Drug overdoses are a major cause of preventable death in the United States. According to the Centers for Disease Control and Prevention, approximately 100 Americans died from overdose every day in 2010.[i] Prescription drugs were involved in at least half of the more than 38,300 overdose deaths that year, and opioid pain relievers were involved in over 16,600.[ii] Drug overdose deaths outnumber deaths from gunshot wounds or motor vehicle crashes.
To address this challenge, in 2010, the Obama Administration released Epidemic: Responding to America’s Prescription Drug Abuse Crisis.
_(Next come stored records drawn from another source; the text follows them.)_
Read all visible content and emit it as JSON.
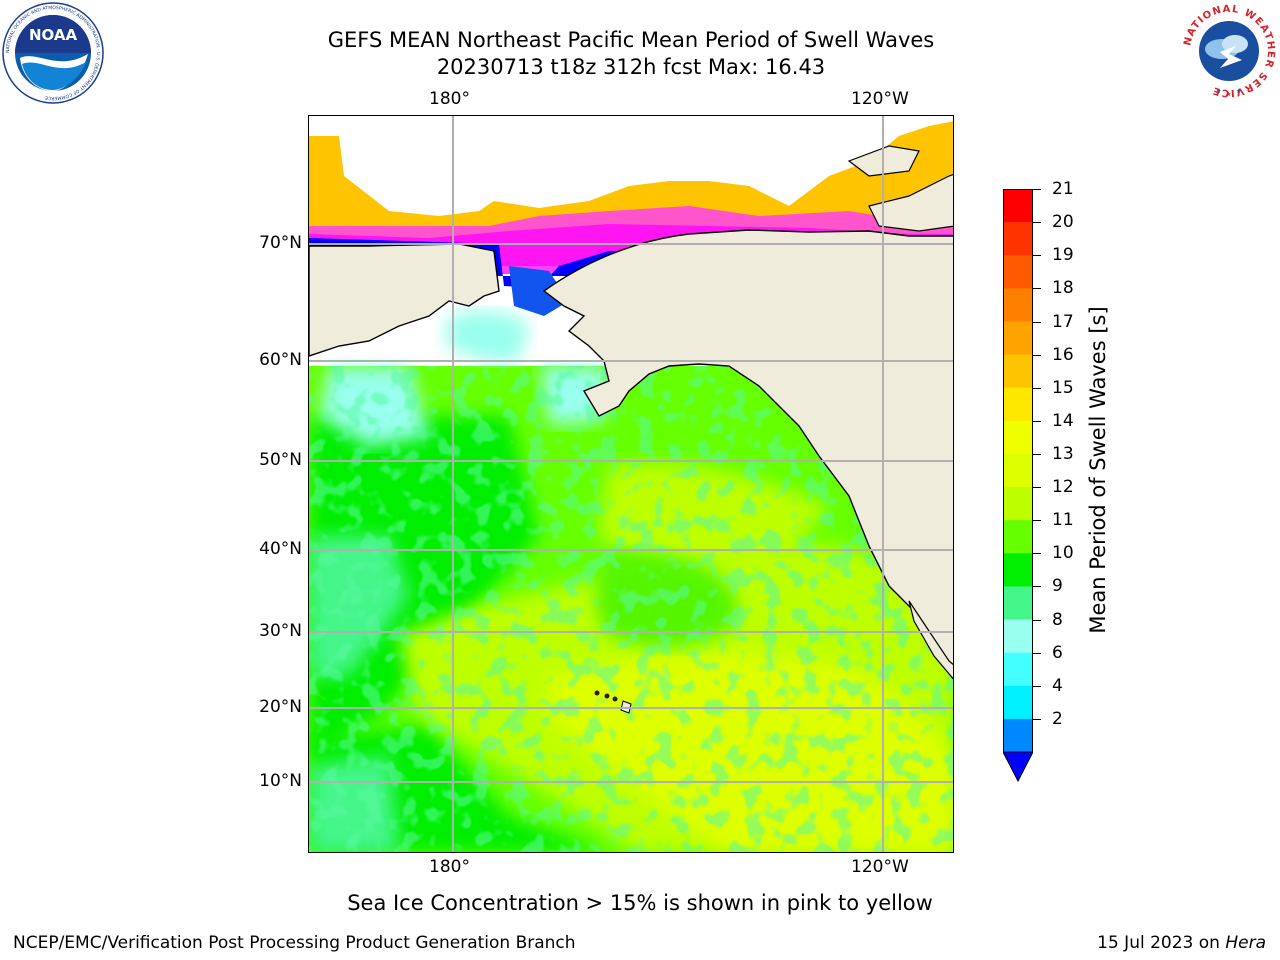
{
  "header": {
    "title_line1": "GEFS MEAN Northeast Pacific Mean Period of Swell Waves",
    "title_line2": "20230713 t18z 312h fcst   Max: 16.43"
  },
  "logos": {
    "left": "noaa-logo",
    "right": "nws-logo",
    "noaa_text": "NOAA",
    "noaa_ring": "NATIONAL OCEANIC AND ATMOSPHERIC ADMINISTRATION · U.S. DEPARTMENT OF COMMERCE",
    "nws_ring": "NATIONAL WEATHER SERVICE"
  },
  "map": {
    "lon_labels": [
      "180°",
      "120°W"
    ],
    "lat_labels": [
      "70°N",
      "60°N",
      "50°N",
      "40°N",
      "30°N",
      "20°N",
      "10°N"
    ],
    "land_color": "#efecdc",
    "grid_color": "#b0b0b0"
  },
  "colorbar": {
    "label": "Mean Period of Swell Waves [s]",
    "ticks": [
      "21",
      "20",
      "19",
      "18",
      "17",
      "16",
      "15",
      "14",
      "13",
      "12",
      "11",
      "10",
      "9",
      "8",
      "6",
      "4",
      "2"
    ],
    "colors_top_to_bottom": [
      "#ff0000",
      "#ff3300",
      "#ff5a00",
      "#ff7f00",
      "#ffa300",
      "#ffc400",
      "#ffe800",
      "#f0ff00",
      "#ddff00",
      "#beff00",
      "#66ff00",
      "#00ee00",
      "#44f58a",
      "#99ffee",
      "#44ffff",
      "#00f0ff",
      "#0088ff"
    ],
    "extend_color": "#0000ff"
  },
  "footer": {
    "ice_note": "Sea Ice Concentration > 15% is shown in pink to yellow",
    "left": "NCEP/EMC/Verification Post Processing Product Generation Branch",
    "right_date": "15 Jul 2023 on",
    "right_machine": "Hera"
  }
}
A national framework for reducing prescription drug diversion and abuse, the plan supports the expansion of state-based prescription drug monitoring programs, more convenient and environmentally responsible disposal methods to remove unused medications from the home, education for patients and healthcare providers, and reducing the prevalence of pill mills and doctor shopping through enforcement efforts.
As a result of comprehensive action, the abuse of prescription drugs is beginning to decline for the first time in a decade. According to recent data from the Substance Abuse and Mental Health Services Administration (SAMHSA), the number of Americans 12 and older that had used a prescription drug non-medically in the past month declined from 7.0 million in 2010 to 6.1 million in 2011, a 12 percent decrease compared to 2010. This decline was driven primarily by a decrease in non-medical use among young adults (18-25 years of age).